LONDON CONTINUES TO PUSH CREATIVITY — BACKING IT UP WITH COMMERCIAL VIABILITY
London has always been known as the most creative of the four fashion capitals. So for Nicholas Kirkwood, choosing London Fashion Week to stage his debut runway show was a no-brainer.
Set in a dystopian world where creativity is a crime, the immersive production was a reaction against the current play-it-safe state of retail, the designer said.
Opening with an appearance from #MeToo activist Rose McGowan, the show was a platform for the designer’s most innovative concepts — and gave him a chance to explore ideas he might incorporate into upcoming collections.
“Nicholas has set off so many trends and created hunger in customers’ hearts,” said Matches
Fashion buying director Natalie Kingham. “Having a creative outlet like this is, where new [concepts] will be born, is exciting.”
Back in the present, he also displayed a see-now, buy-now combat boot from his spring ’19 collection, available on Farfetch.

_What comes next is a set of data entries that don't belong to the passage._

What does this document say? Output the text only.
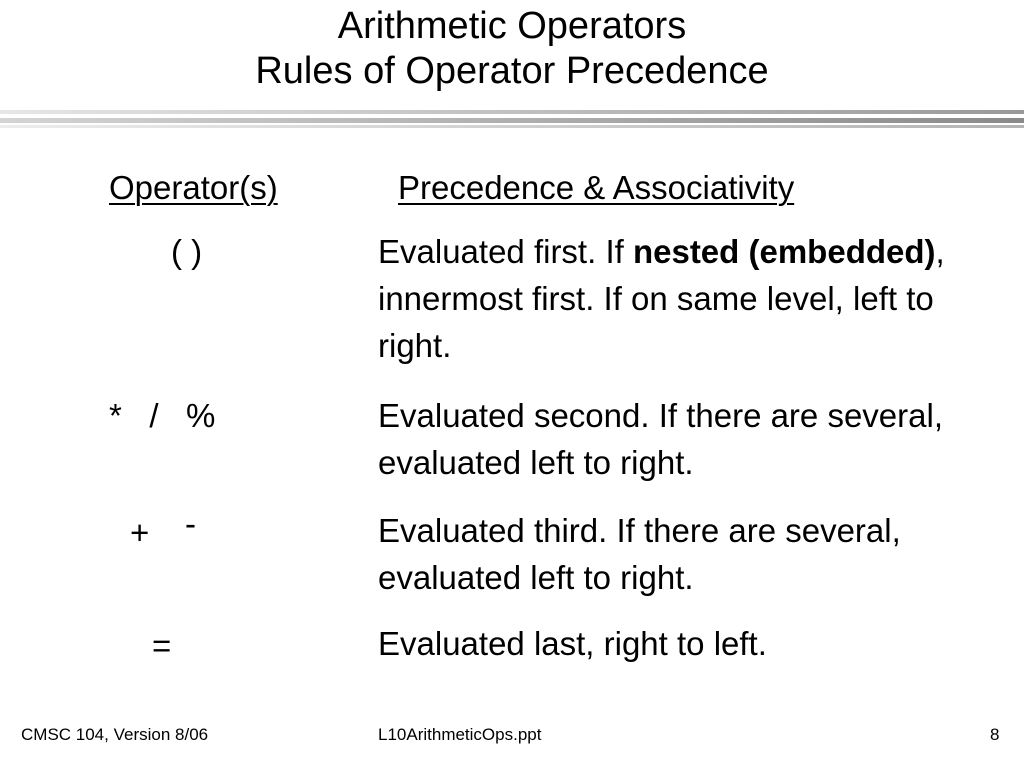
Arithmetic Operators
Rules of Operator Precedence
Operator(s)	Precedence & Associativity
( )	Evaluated first. If nested (embedded), innermost first. If on same level, left to right.
*   /   %	Evaluated second. If there are several, evaluated left to right.
+ -	Evaluated third. If there are several, evaluated left to right.
=	Evaluated last, right to left.
CMSC 104, Version 8/06	L10ArithmeticOps.ppt	8
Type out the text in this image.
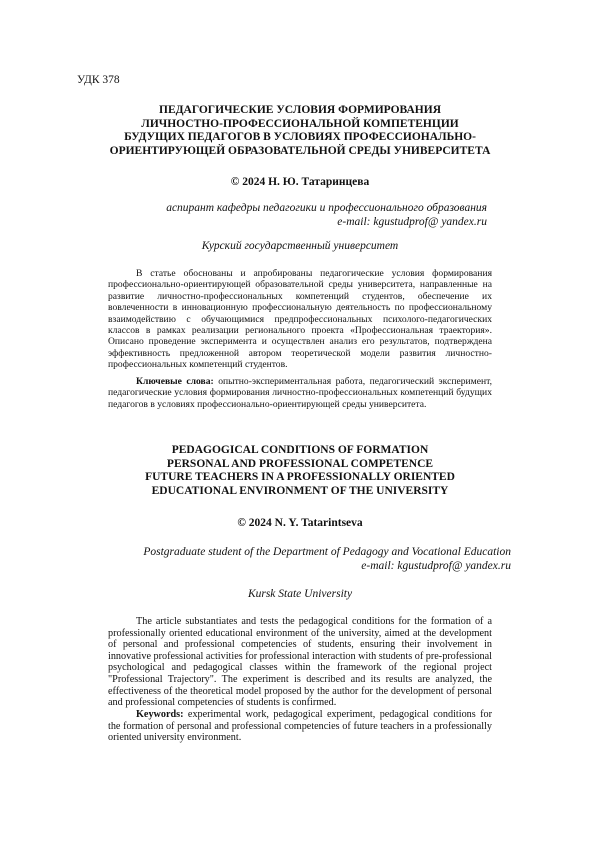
УДК 378
ПЕДАГОГИЧЕСКИЕ УСЛОВИЯ ФОРМИРОВАНИЯ
ЛИЧНОСТНО-ПРОФЕССИОНАЛЬНОЙ КОМПЕТЕНЦИИ
БУДУЩИХ ПЕДАГОГОВ В УСЛОВИЯХ ПРОФЕССИОНАЛЬНО-
ОРИЕНТИРУЮЩЕЙ ОБРАЗОВАТЕЛЬНОЙ СРЕДЫ УНИВЕРСИТЕТА
© 2024 Н. Ю. Татаринцева
аспирант кафедры педагогики и профессионального образования
e-mail: kgustudprof@ yandex.ru
Курский государственный университет

В статье обоснованы и апробированы педагогические условия формирования профессионально-ориентирующей образовательной среды университета, направленные на развитие личностно-профессиональных компетенций студентов, обеспечение их вовлеченности в инновационную профессиональную деятельность по профессиональному взаимодействию с обучающимися предпрофессиональных психолого-педагогических классов в рамках реализации регионального проекта «Профессиональная траектория». Описано проведение эксперимента и осуществлен анализ его результатов, подтверждена эффективность предложенной автором теоретической модели развития личностно-профессиональных компетенций студентов.

Ключевые слова: опытно-экспериментальная работа, педагогический эксперимент, педагогические условия формирования личностно-профессиональных компетенций будущих педагогов в условиях профессионально-ориентирующей среды университета.

PEDAGOGICAL CONDITIONS OF FORMATION
PERSONAL AND PROFESSIONAL COMPETENCE
FUTURE TEACHERS IN A PROFESSIONALLY ORIENTED
EDUCATIONAL ENVIRONMENT OF THE UNIVERSITY
© 2024 N. Y. Tatarintseva
Postgraduate student of the Department of Pedagogy and Vocational Education
e-mail: kgustudprof@ yandex.ru
Kursk State University

The article substantiates and tests the pedagogical conditions for the formation of a professionally oriented educational environment of the university, aimed at the development of personal and professional competencies of students, ensuring their involvement in innovative professional activities for professional interaction with students of pre-professional psychological and pedagogical classes within the framework of the regional project "Professional Trajectory". The experiment is described and its results are analyzed, the effectiveness of the theoretical model proposed by the author for the development of personal and professional competencies of students is confirmed.

Keywords: experimental work, pedagogical experiment, pedagogical conditions for the formation of personal and professional competencies of future teachers in a professionally oriented university environment.
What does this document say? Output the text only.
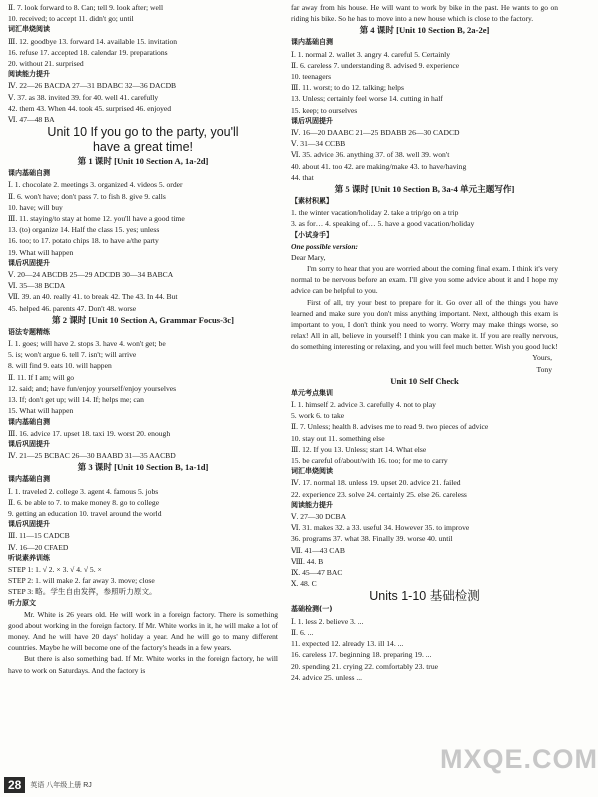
Ⅱ. 7. look forward to 8. Can; tell 9. look after; well
10. received; to accept 11. didn't go; until
词汇串烧阅读
Ⅲ. 12. goodbye 13. forward 14. available 15. invitation
16. refuse 17. accepted 18. calendar 19. preparations
20. without 21. surprised
阅读能力提升
Ⅳ. 22—26 BACDA 27—31 BDABC 32—36 DACDB
Ⅴ. 37. as 38. invited 39. for 40. well 41. carefully
42. them 43. When 44. took 45. surprised 46. enjoyed
Ⅵ. 47—48 BA
Unit 10 If you go to the party, you'll
have a great time!
第 1 课时 [Unit 10 Section A, 1a-2d]
课内基础自测
Ⅰ. 1. chocolate 2. meetings 3. organized 4. videos 5. order
Ⅱ. 6. won't have; don't pass 7. to fish 8. give 9. calls
10. have; will buy
Ⅲ. 11. staying/to stay at home 12. you'll have a good time
13. (to) organize 14. Half the class 15. yes; unless
16. too; to 17. potato chips 18. to have a/the party
19. What will happen
课后巩固提升
Ⅴ. 20—24 ABCDB 25—29 ADCDB 30—34 BABCA
Ⅵ. 35—38 BCDA
Ⅶ. 39. an 40. really 41. to break 42. The 43. In 44. But
45. helped 46. parents 47. Don't 48. worse
第 2 课时 [Unit 10 Section A, Grammar Focus-3c]
语法专题精练
Ⅰ. 1. goes; will have 2. stops 3. have 4. won't get; be
5. is; won't argue 6. tell 7. isn't; will arrive
8. will find 9. eats 10. will happen
Ⅱ. 11. If I am; will go
12. said; and; have fun/enjoy yourself/enjoy yourselves
13. If; don't get up; will 14. If; helps me; can
15. What will happen
课内基础自测
Ⅲ. 16. advice 17. upset 18. taxi 19. worst 20. enough
课后巩固提升
Ⅳ. 21—25 BCBAC 26—30 BAABD 31—35 AACBD
第 3 课时 [Unit 10 Section B, 1a-1d]
课内基础自测
Ⅰ. 1. traveled 2. college 3. agent 4. famous 5. jobs
Ⅱ. 6. be able to 7. to make money 8. go to college
9. getting an education 10. travel around the world
课后巩固提升
Ⅲ. 11—15 CADCB
Ⅳ. 16—20 CFAED
听说素养训练
STEP 1: 1. √ 2. × 3. √ 4. √ 5. ×
STEP 2: 1. will make 2. far away 3. move; close
STEP 3: 略。学生自由发挥，参照听力原文。
听力原文
Mr. White is 26 years old. He will work in a foreign factory. There is something good about working in the foreign factory. If Mr. White works in it, he will make a lot of money. And he will have 20 days' holiday a year. And he will go to many different countries. Maybe he will become one of the factory's heads in a few years.
But there is also something bad. If Mr. White works in the foreign factory, he will have to work on Saturdays. And the factory is
far away from his house. He will want to work by bike in the past. He wants to go on riding his bike. So he has to move into a new house which is close to the factory.
第 4 课时 [Unit 10 Section B, 2a-2e]
课内基础自测
Ⅰ. 1. normal 2. wallet 3. angry 4. careful 5. Certainly
Ⅱ. 6. careless 7. understanding 8. advised 9. experience
10. teenagers
Ⅲ. 11. worst; to do 12. talking; helps
13. Unless; certainly feel worse 14. cutting in half
15. keep; to ourselves
课后巩固提升
Ⅳ. 16—20 DAABC 21—25 BDABB 26—30 CADCD
Ⅴ. 31—34 CCBB
Ⅵ. 35. advice 36. anything 37. of 38. well 39. won't
40. about 41. too 42. are making/make 43. to have/having
44. that
第 5 课时 [Unit 10 Section B, 3a-4 单元主题写作]
【素材积累】
1. the winter vacation/holiday 2. take a trip/go on a trip
3. as for… 4. speaking of… 5. have a good vacation/holiday
【小试身手】
One possible version:
Dear Mary,
I'm sorry to hear that you are worried about the coming final exam. I think it's very normal to be nervous before an exam. I'll give you some advice about it and I hope my advice can be helpful to you.
First of all, try your best to prepare for it. Go over all of the things you have learned and make sure you don't miss anything important. Next, although this exam is important to you, I don't think you need to worry. Worry may make things worse, so relax! All in all, believe in yourself! I think you can make it. If you are really nervous, do something interesting or relaxing, and you will feel much better. Wish you good luck!
Yours,
Tony
Unit 10 Self Check
单元考点集训
Ⅰ. 1. himself 2. advice 3. carefully 4. not to play
5. work 6. to take
Ⅱ. 7. Unless; health 8. advises me to read 9. two pieces of advice
10. stay out 11. something else
Ⅲ. 12. If you 13. Unless; start 14. What else
15. be careful of/about/with 16. too; for me to carry
词汇串烧阅读
Ⅳ. 17. normal 18. unless 19. upset 20. advice 21. failed
22. experience 23. solve 24. certainly 25. else 26. careless
阅读能力提升
Ⅴ. 27—30 DCBA
Ⅵ. 31. makes 32. a 33. useful 34. However 35. to improve
36. programs 37. what 38. Finally 39. worse 40. until
Ⅶ. 41—43 CAB
Ⅷ. 44. B
Ⅸ. 45—47 BAC
Ⅹ. 48. C
Units 1-10 基础检测
基础检测(一)
Ⅰ. 1. less 2. believe 3. ...
Ⅱ. 6. ...
11. expected 12. already 13. ill 14. ...
16. careless 17. beginning 18. preparing 19. ...
20. spending 21. crying 22. comfortably 23. true
24. advice 25. unless ...
28	英语 八年级上册 RJ
MXQE.COM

On London’s more traditional runways, JW Anderson and Christopher Kane were the ones to watch on the shoe front.
With their bright blue, starstudded spoilers, Anderson’s souped-up Converse Chuck Taylors were an inspired foil for his ready-to-wear, which explored the idea of female empowerment through movement.
While the designer’s ongoing collaboration with the footwear giant is a commercial success, it also draws in a younger demographic whose purchasing power might not extend to a $1,400 bag but for whom a $120 shoe is a different story.
Finally, only Christopher Kane can make a pump with a lacy tongue inspired by a pair of stripper’s pants. The designer called it the “praying mantis crotch shoe.” The show also featured a new sneaker silhouette with primarycolored spheres for heels that riffed off a DNA strand.